Thoughts on 32 Years of Homeschooling (So Far)

We began our 32nd year of homeschooling this week. Our twelfth seventh-grader will be studying The Middle Ages and our tenth senior will be doing concurrent college classes. The ninth-grader in between is excited about a co-op writing class. It’s probably a good thing that homeschooling this long wasn’t on the horizon when we began because I might have run screaming in the other direction. I will literally be retirement age when the last one graduates.
As a little girl I always wanted to be a teacher and a stay-at-home Mom, so I’m living my dream. Having twelve children wasn’t in the daydreams, but I don’t regret a single one (this photo includes one daughter-in-law, too):

Having homeschooled this long, graduating nine so far, my perspective has definitely changed.
Here are some thoughts at this stage of the journey. Most of them apply to non-homeschoolers, too:
- Doing fewer things well is better than doing a lot of things halfway.
- Simple routines work better than complicated ones.
- Detailed lesson plans can be a setup for frustration. No lesson plans are definitely a setup for frustration.
- Don’t plan on nine awesome months of school every year.
- Character is more important than academics. But that’s not an excuse for neglecting academics.
- Homeschooling can reveal character issues. Sometimes it even reveals the kids’ character issues.
- Impressive academics are not worth broken relationships.

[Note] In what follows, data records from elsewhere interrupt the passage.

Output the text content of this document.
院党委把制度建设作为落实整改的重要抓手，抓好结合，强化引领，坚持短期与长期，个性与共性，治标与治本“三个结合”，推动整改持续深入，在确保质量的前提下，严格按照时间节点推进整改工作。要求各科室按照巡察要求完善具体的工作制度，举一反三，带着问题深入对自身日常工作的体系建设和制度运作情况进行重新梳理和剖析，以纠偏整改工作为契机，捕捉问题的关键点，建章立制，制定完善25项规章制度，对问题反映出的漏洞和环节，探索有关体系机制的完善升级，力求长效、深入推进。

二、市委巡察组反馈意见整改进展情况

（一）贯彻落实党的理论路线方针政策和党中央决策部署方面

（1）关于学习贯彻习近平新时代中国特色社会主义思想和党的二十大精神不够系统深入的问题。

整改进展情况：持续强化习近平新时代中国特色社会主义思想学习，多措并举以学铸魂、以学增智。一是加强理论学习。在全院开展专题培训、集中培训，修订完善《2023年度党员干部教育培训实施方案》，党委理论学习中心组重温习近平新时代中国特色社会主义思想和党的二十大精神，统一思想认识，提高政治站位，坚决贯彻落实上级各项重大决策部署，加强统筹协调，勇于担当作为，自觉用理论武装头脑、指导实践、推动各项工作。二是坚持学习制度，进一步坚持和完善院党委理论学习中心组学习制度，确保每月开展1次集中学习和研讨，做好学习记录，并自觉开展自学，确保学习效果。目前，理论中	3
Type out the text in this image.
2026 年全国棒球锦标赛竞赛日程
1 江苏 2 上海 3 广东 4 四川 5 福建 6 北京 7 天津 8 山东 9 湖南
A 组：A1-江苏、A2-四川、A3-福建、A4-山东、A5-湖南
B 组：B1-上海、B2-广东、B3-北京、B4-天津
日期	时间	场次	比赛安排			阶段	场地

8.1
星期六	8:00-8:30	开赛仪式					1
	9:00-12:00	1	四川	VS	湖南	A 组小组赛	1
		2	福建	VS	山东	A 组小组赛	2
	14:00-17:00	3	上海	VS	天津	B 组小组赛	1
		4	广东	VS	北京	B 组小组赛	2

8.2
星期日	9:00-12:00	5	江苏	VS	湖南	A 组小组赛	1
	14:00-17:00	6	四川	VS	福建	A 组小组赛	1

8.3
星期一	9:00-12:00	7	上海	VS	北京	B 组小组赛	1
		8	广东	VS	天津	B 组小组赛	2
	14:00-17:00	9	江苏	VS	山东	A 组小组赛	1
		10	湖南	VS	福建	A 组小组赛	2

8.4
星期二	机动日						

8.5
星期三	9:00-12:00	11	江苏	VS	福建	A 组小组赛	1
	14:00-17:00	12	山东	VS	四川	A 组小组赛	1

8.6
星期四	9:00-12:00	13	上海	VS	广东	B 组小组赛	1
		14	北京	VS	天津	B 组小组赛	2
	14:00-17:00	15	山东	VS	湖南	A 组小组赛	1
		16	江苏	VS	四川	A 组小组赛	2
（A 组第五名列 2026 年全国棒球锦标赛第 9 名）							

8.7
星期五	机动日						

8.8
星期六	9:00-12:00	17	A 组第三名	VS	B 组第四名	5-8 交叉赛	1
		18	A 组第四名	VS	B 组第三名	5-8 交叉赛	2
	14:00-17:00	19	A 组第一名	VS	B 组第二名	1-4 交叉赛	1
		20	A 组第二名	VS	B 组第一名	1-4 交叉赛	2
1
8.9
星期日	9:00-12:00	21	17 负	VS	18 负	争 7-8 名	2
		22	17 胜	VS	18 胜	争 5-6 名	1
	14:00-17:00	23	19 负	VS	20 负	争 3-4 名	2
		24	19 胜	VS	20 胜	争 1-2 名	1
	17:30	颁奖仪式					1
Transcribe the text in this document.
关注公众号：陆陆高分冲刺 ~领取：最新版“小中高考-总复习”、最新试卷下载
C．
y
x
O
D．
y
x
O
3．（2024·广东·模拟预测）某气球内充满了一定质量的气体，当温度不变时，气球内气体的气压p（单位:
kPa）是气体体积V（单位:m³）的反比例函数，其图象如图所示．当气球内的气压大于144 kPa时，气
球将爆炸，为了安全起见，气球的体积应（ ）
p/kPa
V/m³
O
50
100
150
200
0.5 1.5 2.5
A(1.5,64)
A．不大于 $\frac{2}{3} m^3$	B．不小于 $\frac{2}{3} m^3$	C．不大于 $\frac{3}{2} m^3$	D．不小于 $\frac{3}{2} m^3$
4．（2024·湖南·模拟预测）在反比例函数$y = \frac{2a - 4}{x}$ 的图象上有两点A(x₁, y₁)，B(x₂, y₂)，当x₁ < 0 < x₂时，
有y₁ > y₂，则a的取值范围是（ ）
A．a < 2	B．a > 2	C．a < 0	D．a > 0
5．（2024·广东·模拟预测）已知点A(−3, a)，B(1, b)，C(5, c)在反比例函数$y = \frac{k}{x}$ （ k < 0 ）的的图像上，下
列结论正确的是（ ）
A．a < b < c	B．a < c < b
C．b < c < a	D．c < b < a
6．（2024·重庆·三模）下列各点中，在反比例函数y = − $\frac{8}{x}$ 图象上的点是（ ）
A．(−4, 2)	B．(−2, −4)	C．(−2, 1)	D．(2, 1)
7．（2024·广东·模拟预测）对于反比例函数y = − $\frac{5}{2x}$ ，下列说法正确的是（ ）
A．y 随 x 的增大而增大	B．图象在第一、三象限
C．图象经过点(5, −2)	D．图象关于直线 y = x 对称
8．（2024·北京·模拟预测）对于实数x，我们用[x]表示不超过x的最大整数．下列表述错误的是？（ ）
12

- Facing school days with dread is a sad waste of a precious season of life. This is one of those times to take thoughts captive. How can you bring more joy, gratitude and FUN to your school days?
The very nature of homeschooling is that you’re working yourself out of a job:
- We raise our children to be adults and we do them no favors when we do everything for them and don’t teach them life skills like doing laundry and cleaning a kitchen.
- I promise your children will grow up. Your husband won’t, he is already an adult. Hopefully he’ll still be around when the kids leave. So make sure that you care more about your relationship with him than you do about curriculum and lesson plans.
And finally, you MUST take care of your self:
- It’s kinder to your family to care for yourself than to sacrifice so much that you can’t be nice.
- Your health is not an expense, it’s an investment. You want to be around to play with your grandchildren. It’s okay for you to have special foods and high-quality supplements. You’ve got to last over the long haul, Mama.
- It’s not attractive to your daughters for you to be a martyr mom. Why would anyone want to grow up and be a mom if they think that it means dressing dowdy and never having fun?
I could probably go on all day but you’re probably trying to get kids ready for school in between throwing in a load of laundry. Maybe one of these little nuggets of experience will give you some perspective for YOUR upcoming school year.